The draw for the European Championships was held Tuesday. Russian gymnasts, who are still banned from international competition for the war in Ukraine, were not included in the draw.

The 2024 Olympic team event fields will be filled by the top finishers at this fall’s world championships, plus the medalists from last year’s worlds. Teams can only qualify for worlds via continental championships, such as the European Championships, or the previous year’s world championships.

The International Gymnastics Federation, whose Olympic qualifying rules were published by the IOC last April, was asked if there is any other way that gymnasts from Russia could qualify for the Olympic team events. It responded by forwarding a March 3 press release that stated that Russia and Belarus gymnasts remain banned “until further notice.”

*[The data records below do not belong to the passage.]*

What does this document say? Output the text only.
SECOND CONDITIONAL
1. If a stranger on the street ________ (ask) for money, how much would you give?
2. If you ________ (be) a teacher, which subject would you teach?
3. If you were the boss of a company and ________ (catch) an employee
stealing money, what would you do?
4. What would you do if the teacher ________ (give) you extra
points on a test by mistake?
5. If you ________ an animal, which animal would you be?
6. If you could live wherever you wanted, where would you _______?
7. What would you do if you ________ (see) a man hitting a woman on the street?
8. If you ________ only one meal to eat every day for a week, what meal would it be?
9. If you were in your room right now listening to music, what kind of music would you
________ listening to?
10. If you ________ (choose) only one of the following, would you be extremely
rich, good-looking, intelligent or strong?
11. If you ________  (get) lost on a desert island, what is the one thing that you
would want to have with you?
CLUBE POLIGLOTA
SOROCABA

Russia’s gymnastics federation has not responded to a Monday morning request for comment.

Last December, the IOC said it planned to explore a possibility that Russian and Belarusian athletes could enter Asian competitions if and when they are reinstated. There have been no further updates on that front. The Asian Gymnastics Championships are in June.

In Tokyo, Russian women, competing as the Russian Olympic Committee rather than Russia due to the nation’s doping violations, won the team title over the heavily favored U.S. after Simone Biles withdrew after her opening vault with the twisties. It marked the first Olympic women’s team title for Russian gymnasts since the Soviet Union broke up.

At last year’s worlds, the U.S. won the women’s team title in the absence of the banned Russians.

Russian men won the Tokyo Olympic team title by 103 thousandths of a point over Japan, their first gold in the event since the 1996 Atlanta Games.

China won last year’s world men’s team title over Japan and Great Britain.